Vicente Blasco Ibáñez's 1916 novel, The Four Horsemen of the Apocalypse, provides an early well-known interpretation of the White Horseman as Pestilence: "The horseman on the white horse was clad in a showy and barbarous attire. ... While his horse continued galloping, he was bending his bow in order to spread pestilence abroad. At his back swung the brass quiver filled with poisoned arrows, containing the germs of all diseases."[17] NetHack is among the works that make use of this latter interpretation, as are other roguelikes such as ToME.

Encyclopedia entry

[Pestilence:] And I saw when the Lamb opened one of the seals,
and I heard, as it were the noise of thunder, one of the four
beasts saying, Come and see.
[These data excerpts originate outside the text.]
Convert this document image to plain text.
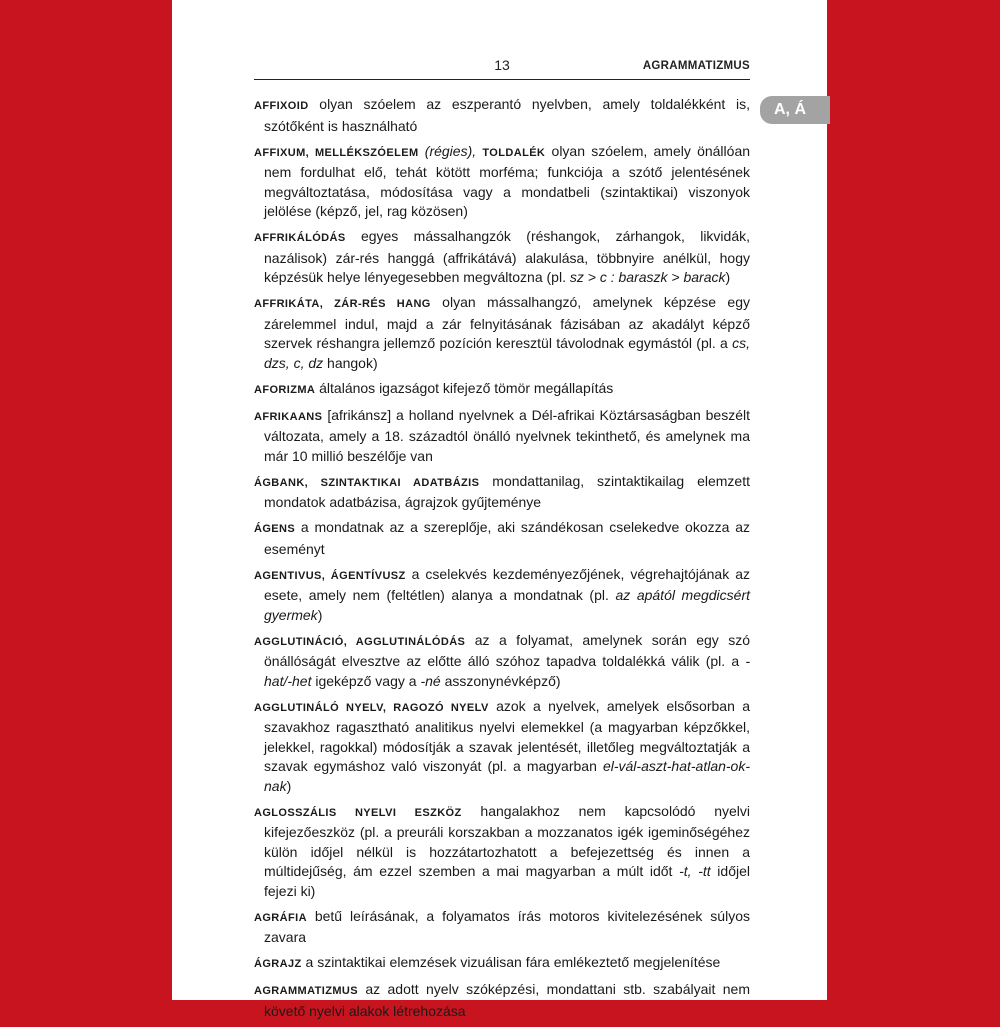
13	AGRAMMATIZMUS

AFFIXOID olyan szóelem az eszperantó nyelvben, amely toldalékként is, szótőként is használható

AFFIXUM, MELLÉKSZÓELEM (régies), TOLDALÉK olyan szóelem, amely önállóan nem fordulhat elő, tehát kötött morféma; funkciója a szótő jelentésének megváltoztatása, módosítása vagy a mondatbeli (szintaktikai) viszonyok jelölése (képző, jel, rag közösen)

AFFRIKÁLÓDÁS egyes mássalhangzók (réshangok, zárhangok, likvidák, nazálisok) zár-rés hanggá (affrikátává) alakulása, többnyire anélkül, hogy képzésük helye lényegesebben megváltozna (pl. sz > c : baraszk > barack)

AFFRIKÁTA, ZÁR-RÉS HANG olyan mássalhangzó, amelynek képzése egy zárelemmel indul, majd a zár felnyitásának fázisában az akadályt képző szervek réshangra jellemző pozíción keresztül távolodnak egymástól (pl. a cs, dzs, c, dz hangok)

AFORIZMA általános igazságot kifejező tömör megállapítás

AFRIKAANS [afrikánsz] a holland nyelvnek a Dél-afrikai Köztársaságban beszélt változata, amely a 18. századtól önálló nyelvnek tekinthető, és amelynek ma már 10 millió beszélője van

ÁGBANK, SZINTAKTIKAI ADATBÁZIS mondattanilag, szintaktikailag elemzett mondatok adatbázisa, ágrajzok gyűjteménye

ÁGENS a mondatnak az a szereplője, aki szándékosan cselekedve okozza az eseményt

AGENTIVUS, ÁGENTÍVUSZ a cselekvés kezdeményezőjének, végrehajtójának az esete, amely nem (feltétlen) alanya a mondatnak (pl. az apától megdicsért gyermek)

AGGLUTINÁCIÓ, AGGLUTINÁLÓDÁS az a folyamat, amelynek során egy szó önállóságát elvesztve az előtte álló szóhoz tapadva toldalékká válik (pl. a -hat/-het igeképző vagy a -né asszonynévképző)

AGGLUTINÁLÓ NYELV, RAGOZÓ NYELV azok a nyelvek, amelyek elsősorban a szavakhoz ragasztható analitikus nyelvi elemekkel (a magyarban képzőkkel, jelekkel, ragokkal) módosítják a szavak jelentését, illetőleg megváltoztatják a szavak egymáshoz való viszonyát (pl. a magyarban el-vál-aszt-hat-atlan-ok-nak)

AGLOSSZÁLIS NYELVI ESZKÖZ hangalakhoz nem kapcsolódó nyelvi kifejezőeszköz (pl. a preuráli korszakban a mozzanatos igék igeminőségéhez külön időjel nélkül is hozzátartozhatott a befejezettség és innen a múltidejűség, ám ezzel szemben a mai magyarban a múlt időt -t, -tt időjel fejezi ki)

AGRÁFIA betű leírásának, a folyamatos írás motoros kivitelezésének súlyos zavara

ÁGRAJZ a szintaktikai elemzések vizuálisan fára emlékeztető megjelenítése

AGRAMMATIZMUS az adott nyelv szóképzési, mondattani stb. szabályait nem követő nyelvi alakok létrehozása

A, Á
And I saw, and behold a white
horse: and he that sat on him had a bow; and a crown was given
unto him: and he went forth conquering, and to conquer.

[War:] And when he had opened the second seal, I heard the
second beast say, Come and see. And there went out another
horse that was red: and power was given to him that sat thereon
to take peace from the earth, and that they should kill one
another: and there was given unto him a great sword.

[Famine:] And when he had opened the third seal, I heard the
third beast say, Come and see. And I beheld, and lo a black
horse; and he that sat on him had a pair of balances in his
hand. And I heard a voice in the midst of the four beasts say,
A measure of wheat for a penny, and three measures of barley
for a penny; and see thou hurt not the oil and the wine.

[Death:] And when he had opened the fourth seal, I heard the
voice of the fourth beast say, Come and see. And I looked, and
behold a pale horse: and his name that sat on him was Death,
and Hell followed with him. And power was given unto them over
the fourth part of the earth, to kill with sword, and with
hunger, and with death, and with the beasts of the earth.